Doesn't matter how much I research.. Pulling the trigger on actually planning and going on a rig trip is still a bit nerve racking. I'll head out to the edge all day with zero worries or issues. But that's just an entirely different beast.. 


Still working on the boat to make sure I haven't forgotten anything and everything is tip top shape. 
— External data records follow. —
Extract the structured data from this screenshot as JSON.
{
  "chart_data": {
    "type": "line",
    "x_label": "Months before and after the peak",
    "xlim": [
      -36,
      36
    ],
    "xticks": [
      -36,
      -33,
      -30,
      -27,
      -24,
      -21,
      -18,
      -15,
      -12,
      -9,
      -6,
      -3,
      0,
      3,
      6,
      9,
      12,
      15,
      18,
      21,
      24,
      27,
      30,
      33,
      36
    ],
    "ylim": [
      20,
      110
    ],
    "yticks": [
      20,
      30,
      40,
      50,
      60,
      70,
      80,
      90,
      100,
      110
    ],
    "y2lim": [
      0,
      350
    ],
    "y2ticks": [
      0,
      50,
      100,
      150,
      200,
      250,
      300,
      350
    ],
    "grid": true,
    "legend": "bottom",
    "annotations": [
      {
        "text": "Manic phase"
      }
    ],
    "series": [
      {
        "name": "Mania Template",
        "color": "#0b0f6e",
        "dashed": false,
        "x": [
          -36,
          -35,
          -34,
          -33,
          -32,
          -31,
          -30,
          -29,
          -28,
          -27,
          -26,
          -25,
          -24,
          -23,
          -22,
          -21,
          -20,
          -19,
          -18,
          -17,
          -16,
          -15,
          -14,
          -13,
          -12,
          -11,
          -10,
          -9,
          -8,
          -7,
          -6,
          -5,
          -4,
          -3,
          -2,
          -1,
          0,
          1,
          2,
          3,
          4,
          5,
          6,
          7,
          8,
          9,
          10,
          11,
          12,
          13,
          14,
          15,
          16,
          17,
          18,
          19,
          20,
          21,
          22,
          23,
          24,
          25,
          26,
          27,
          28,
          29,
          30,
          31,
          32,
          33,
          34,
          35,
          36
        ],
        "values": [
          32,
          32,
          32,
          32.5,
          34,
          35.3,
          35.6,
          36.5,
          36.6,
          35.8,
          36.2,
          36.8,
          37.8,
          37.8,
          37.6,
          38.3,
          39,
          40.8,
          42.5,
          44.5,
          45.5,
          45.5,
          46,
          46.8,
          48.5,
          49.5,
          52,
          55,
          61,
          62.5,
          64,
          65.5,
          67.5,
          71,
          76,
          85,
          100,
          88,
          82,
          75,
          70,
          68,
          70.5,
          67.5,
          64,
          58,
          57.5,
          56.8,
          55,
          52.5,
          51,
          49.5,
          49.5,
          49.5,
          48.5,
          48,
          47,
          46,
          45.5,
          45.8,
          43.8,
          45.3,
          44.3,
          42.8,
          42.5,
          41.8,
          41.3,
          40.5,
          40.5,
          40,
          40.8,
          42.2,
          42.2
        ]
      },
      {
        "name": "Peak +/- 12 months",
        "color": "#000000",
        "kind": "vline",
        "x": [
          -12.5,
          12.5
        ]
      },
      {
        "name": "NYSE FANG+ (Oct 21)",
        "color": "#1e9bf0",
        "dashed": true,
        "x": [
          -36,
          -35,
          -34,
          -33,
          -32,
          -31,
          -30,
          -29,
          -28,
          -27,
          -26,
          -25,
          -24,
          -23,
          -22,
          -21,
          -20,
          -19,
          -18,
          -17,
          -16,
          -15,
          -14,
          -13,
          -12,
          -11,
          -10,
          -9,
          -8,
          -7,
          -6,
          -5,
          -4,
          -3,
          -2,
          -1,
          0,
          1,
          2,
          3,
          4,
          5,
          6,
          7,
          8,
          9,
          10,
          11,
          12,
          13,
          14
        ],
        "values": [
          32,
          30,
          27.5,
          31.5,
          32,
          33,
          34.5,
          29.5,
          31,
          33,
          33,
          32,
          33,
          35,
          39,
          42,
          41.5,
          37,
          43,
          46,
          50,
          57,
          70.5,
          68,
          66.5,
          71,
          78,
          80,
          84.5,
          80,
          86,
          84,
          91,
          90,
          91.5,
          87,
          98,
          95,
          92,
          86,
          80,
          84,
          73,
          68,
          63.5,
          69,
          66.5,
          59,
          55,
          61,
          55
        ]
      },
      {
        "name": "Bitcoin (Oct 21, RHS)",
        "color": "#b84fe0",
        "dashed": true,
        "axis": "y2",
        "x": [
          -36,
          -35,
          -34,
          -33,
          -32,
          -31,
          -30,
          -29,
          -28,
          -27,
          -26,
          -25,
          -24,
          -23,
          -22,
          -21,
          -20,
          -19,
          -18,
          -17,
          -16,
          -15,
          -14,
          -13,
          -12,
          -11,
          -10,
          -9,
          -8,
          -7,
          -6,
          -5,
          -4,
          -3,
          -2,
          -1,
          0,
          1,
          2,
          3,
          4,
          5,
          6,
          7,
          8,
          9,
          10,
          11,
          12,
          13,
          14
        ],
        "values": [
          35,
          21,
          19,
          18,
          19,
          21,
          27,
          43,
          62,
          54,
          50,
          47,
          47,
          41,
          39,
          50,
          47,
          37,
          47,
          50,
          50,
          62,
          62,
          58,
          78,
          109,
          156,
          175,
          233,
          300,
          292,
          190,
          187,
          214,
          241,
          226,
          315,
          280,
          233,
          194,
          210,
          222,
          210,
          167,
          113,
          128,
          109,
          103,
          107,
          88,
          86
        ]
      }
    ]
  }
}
Just made some bait traps too for Pinfish. How do ya'll hide yours or do you so they don't get stolen?


----------



## Shark Sugar (May 26, 2015)

MacWilliams said:


> Doesn't matter how much I research.. Pulling the trigger on actually planning and going on a rig trip is still a bit nerve racking. I'll head out to the edge all day with zero worries or issues. But that's just an entirely different beast..
> 
> 
> Still working on the boat to make sure I haven't forgotten anything and everything is tip top shape.
> ...


Tie a piece of mono on the trap and tie a Gatorade bottle or something on the other end. Make sure the line is only long enough to keep the bottle submerged a foot or 2 below surface...save the GPS coordinates where you dropped it, use a gaff to snag the line/bottle and retrieve your trap


----------



## MacWilliams (Oct 25, 2016)

Shark Sugar said:


> Tie a piece of mono on the trap and tie a Gatorade bottle or something on the other end. Make sure the line is only long enough to keep the bottle submerged a foot or 2 below surface...save the GPS coordinates where you dropped it, use a gaff to snag the line/bottle and retrieve your trap




That's a great idea. I was going to just tie a piece of brick to one end and use a pier gaff to drag the rope up. But I like that idea better. Seems much easier to locate and retrieve.


----------



## Shark Sugar (May 26, 2015)

I've been doing that method for years around public areas in the sound...the bums got smart with their thievery by getting little kayaks to have more range to steal traps, but I havent had one stolen yet this way


----------